As always, the agencies stress that appropriate governance, risk management, and compliance management are all necessary to manage the risks associated with adoption and deployment of any innovation including AI. Within the request for comment the agencies went as far as to highlight the heightened consumer protection risks including ECOA and UDAAP risks and outlined risks where the use of AI may present particular risk management challenges to financial institutions, such as:

  • Explainability. For the purposes of this RFI, explainability refers to how an AI approach uses inputs to produce outputs. Some AI approaches can exhibit a “lack of explainability” for their overall functioning (sometimes known as global explainability) or how they arrive at an individual outcome in a given situation (sometimes referred to as local explainability). Lack of explainability can pose different challenges in different contexts. Lack of explainability can also inhibit financial institution management’s understanding of the conceptual soundness of an AI approach, which can increase uncertainty around the AI approach’s reliability, and increase risk when used in new contexts. Lack of explainability can also inhibit independent review and audit and make compliance with laws and regulations, including consumer protection requirements, more challenging.

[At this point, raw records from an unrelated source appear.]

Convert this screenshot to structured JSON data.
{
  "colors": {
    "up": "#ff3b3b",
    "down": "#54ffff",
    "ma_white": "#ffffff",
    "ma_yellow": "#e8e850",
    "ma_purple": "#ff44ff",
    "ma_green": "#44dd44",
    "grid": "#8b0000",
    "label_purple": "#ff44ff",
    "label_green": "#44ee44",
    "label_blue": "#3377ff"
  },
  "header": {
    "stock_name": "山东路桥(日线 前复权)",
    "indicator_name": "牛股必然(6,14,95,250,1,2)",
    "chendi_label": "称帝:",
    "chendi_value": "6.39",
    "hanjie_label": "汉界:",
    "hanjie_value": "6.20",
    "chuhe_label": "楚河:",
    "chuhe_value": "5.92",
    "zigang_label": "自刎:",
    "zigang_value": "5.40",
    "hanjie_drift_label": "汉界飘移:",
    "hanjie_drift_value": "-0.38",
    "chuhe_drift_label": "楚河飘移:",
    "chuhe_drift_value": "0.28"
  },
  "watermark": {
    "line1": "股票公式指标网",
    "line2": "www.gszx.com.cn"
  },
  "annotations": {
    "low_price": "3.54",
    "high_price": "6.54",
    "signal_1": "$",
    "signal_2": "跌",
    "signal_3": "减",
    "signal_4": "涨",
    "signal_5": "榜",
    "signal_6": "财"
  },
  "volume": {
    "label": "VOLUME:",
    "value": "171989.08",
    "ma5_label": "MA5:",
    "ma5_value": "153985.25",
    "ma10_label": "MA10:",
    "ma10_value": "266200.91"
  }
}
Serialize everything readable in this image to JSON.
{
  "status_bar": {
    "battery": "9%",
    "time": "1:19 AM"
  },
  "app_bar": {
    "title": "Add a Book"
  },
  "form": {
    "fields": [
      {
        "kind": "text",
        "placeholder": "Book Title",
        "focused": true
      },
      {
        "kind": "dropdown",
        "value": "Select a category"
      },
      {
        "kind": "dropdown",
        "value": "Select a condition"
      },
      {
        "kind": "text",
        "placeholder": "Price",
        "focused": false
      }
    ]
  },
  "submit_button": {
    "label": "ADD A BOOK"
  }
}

  • Broader or More Intensive Data Usage. In many cases, AI algorithms identify patterns and correlations in training data without human context or intervention, and then use that information to generate predictions or categorizations. Because the AI algorithm is dependent upon the training data, an AI system generally reflects any limitations of that dataset. As a result, as with other systems, AI may perpetuate or even amplify bias or inaccuracies inherent in the training data or make incorrect predictions if that data set is incomplete or non-representative.
  • Dynamic Updating. Monitoring and tracking an AI approach that evolves on its own can present challenges in review and validation, particularly when a change in external circumstances (e.g., economic downturns and financial crises) may cause inputs to vary materially from the original training data. Dynamic updating techniques can produce changes that range from minor adjustments to existing elements of a model to the introduction of entirely new elements.

While the federal bank regulators will continue to support innovation within the financial services space it is important to note that they will also continue to expand their oversight of operational and risk areas that deploy these same innovations. It is important to not only understand how the deployment of technology such as AI can help with your customer experience and lowering of internal costs but also how it will impact your existing compliance controls and risk assessments and how you will have to evolve your compliance program to capture any new risks presented. The results of this RFI should be watched closely as it will be a glimpse into how your peers are handling their modernization efforts, but it will also provide a look at how the regulators view the risks presented through the technology and their opinion as to the best practices to manage said risks.